Migration and refugee expert professor CR Abrar said the existing Rohingya crisis remained unsolved for last five years.
That’s why the persecuted people are losing global empathy, he said adding the permanent members of the UN Security Council are responsible to maintain global peace.
CR Abrar, also the executive director at Refugee and Migratory Movements Research Unit (RAMMRU), said they gave priority to their economic gain as well as strategic interests over the Rohingya crisis and they showed they were driven by narrow group interests.
“Bangladesh must ensure her national security. A security threat will be created for Bangladesh as well as the regional and international arena if the Rohingya people are not allowed to develop as human being. We have to think about new approach to solve the crisis,” he added.
North University vice-chancellor professor Atiqul Islam said, “In the present days, human values are being demeaned all over the world by narrow group interests. We can see the proof in Myanmar, Afghanistan and Syria. The powerful countries do not bother about the future of Afghan and Rohingya children. It cannot go on like this forever.”
Former foreign ministry secretary Md Shahidul Haque, a fellow of South Asian Institute of Policy and Governance under NSU, said, there is no way to deny that the existing Afghanistan situation and the stakes at Indo-Pacific geopolitics are shedding the Rohingya issue off.

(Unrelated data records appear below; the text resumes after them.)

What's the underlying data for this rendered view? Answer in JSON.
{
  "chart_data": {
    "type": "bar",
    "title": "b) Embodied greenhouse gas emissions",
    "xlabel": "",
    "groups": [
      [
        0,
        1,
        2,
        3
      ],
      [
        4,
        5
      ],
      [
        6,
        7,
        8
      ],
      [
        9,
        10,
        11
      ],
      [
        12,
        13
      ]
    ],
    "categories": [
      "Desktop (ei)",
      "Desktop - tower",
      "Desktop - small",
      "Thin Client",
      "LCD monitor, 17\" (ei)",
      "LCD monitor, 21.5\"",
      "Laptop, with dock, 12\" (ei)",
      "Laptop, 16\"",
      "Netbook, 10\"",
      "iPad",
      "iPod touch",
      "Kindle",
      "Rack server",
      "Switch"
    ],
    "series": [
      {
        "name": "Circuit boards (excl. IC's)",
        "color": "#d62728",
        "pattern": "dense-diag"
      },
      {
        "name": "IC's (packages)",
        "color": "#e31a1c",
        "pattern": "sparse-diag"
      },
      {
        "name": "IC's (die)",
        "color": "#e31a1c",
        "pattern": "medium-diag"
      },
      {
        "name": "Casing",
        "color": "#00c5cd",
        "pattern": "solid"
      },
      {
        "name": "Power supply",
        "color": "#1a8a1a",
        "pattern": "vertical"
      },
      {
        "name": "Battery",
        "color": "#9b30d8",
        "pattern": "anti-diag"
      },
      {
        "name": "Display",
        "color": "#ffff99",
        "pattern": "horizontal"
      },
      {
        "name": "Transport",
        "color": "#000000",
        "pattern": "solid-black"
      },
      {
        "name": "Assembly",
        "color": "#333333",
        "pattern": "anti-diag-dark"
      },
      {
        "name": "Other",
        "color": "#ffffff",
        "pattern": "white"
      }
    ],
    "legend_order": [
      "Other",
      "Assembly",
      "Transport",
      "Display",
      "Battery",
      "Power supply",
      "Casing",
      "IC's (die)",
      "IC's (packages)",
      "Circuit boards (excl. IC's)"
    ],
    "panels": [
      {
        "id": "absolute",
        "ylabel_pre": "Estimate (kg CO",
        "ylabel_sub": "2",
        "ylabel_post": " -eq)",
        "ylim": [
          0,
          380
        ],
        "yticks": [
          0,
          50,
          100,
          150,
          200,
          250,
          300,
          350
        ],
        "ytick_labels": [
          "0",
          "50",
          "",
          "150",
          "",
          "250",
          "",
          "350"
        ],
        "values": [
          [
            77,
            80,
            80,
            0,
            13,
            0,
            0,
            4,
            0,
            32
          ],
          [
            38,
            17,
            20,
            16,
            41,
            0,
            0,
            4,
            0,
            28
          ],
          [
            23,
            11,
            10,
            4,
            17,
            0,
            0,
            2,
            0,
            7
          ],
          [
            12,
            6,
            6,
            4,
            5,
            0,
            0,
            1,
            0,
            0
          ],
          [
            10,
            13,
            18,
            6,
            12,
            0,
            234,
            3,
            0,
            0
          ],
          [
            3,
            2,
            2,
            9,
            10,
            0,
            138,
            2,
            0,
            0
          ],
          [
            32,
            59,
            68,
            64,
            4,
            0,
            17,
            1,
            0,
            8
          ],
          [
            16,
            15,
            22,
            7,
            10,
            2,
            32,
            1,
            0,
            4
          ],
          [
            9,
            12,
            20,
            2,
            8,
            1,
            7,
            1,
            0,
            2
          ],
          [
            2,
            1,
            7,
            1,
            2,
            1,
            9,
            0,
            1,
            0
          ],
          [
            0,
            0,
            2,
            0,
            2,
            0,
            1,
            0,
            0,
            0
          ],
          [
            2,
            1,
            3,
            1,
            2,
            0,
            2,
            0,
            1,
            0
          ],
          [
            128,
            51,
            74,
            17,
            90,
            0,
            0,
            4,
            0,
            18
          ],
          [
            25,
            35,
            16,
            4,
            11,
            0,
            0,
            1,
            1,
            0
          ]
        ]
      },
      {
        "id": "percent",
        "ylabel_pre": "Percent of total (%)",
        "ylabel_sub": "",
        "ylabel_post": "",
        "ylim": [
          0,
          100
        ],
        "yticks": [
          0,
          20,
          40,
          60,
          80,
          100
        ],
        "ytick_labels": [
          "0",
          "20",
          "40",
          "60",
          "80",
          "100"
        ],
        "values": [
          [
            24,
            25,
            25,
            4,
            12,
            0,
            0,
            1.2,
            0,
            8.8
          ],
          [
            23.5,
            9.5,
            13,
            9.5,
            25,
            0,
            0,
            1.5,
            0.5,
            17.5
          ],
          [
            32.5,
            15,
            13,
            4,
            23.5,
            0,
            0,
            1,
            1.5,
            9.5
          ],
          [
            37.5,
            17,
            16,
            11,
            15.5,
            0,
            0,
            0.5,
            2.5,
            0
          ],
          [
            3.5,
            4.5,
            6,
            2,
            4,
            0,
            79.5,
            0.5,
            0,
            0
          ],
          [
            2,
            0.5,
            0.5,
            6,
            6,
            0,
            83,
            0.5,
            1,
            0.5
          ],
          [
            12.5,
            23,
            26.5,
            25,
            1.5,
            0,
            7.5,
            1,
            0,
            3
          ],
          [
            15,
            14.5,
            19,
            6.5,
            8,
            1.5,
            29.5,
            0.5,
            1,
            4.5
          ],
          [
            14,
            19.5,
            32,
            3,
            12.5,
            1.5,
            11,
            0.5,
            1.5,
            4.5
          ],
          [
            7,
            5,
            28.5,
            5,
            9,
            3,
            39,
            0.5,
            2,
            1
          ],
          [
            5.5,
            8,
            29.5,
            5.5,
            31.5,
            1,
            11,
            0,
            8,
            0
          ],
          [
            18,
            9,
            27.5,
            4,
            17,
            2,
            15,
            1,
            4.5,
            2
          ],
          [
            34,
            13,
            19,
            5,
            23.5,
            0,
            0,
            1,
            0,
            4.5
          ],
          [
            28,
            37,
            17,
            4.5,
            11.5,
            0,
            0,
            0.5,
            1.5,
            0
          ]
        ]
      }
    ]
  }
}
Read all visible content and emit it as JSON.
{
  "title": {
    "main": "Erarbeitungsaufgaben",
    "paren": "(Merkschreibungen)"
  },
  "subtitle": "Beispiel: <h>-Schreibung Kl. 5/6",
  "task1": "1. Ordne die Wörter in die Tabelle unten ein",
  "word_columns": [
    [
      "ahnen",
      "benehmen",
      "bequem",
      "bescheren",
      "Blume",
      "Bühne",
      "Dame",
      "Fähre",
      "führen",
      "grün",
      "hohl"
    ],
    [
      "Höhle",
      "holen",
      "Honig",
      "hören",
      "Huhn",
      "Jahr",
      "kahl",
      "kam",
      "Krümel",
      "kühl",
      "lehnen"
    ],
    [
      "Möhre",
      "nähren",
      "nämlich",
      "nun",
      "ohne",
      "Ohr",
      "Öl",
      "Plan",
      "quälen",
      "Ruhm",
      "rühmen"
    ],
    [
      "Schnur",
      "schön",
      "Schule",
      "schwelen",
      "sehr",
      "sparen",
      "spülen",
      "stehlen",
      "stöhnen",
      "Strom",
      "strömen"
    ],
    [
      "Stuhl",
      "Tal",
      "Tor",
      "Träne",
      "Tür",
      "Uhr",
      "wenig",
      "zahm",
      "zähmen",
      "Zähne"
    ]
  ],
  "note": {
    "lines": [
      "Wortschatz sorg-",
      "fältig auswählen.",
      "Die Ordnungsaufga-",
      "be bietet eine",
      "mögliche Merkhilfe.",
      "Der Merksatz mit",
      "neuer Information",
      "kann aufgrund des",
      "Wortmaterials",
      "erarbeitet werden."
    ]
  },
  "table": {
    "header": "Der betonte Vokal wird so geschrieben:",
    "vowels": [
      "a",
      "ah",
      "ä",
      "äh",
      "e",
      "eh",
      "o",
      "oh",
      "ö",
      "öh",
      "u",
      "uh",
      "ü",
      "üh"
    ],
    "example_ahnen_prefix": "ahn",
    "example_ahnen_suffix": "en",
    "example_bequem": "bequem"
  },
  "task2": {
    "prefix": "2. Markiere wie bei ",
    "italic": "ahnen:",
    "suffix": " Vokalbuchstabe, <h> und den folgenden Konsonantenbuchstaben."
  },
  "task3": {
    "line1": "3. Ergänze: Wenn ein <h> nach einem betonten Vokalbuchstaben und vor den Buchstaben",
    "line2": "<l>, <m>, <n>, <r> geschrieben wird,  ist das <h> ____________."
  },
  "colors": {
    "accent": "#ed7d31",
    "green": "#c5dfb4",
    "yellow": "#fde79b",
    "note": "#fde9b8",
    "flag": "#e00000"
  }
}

It will result in fewer allocations of emergency fund as well as blurring global attention. Hence, a fresh approach to resolve the crisis is a necessity. Civil society should take initiative in this regard.
Prothom Alo editor Matiur Rahman said, “The Rohingya crisis intensified since the 2017 influx. This has become a great concern for the society, economy and state affairs of Bangladesh. Moreover, we cannot see any quick solution of the crisis. We doubt about how the issue could attract global attention during the ongoing Afghan crisis.”
Appraising the research initiative by NSU, Matiur Rahman said, “The country is now seeing fewer research works. On the other hand, various issues of Bangladesh are being researched and getting published in abroad. But we encourage field research and publication of the findings — in Bangla and English languages — in Bangladesh.”
NSU’s senior lecturer Tata Zafar moderated the virtual event also addressed by Prothoma Prokashon coordinator Arun Bosu and Prothom Alo diplomatic correspondent Raheed Ejaz.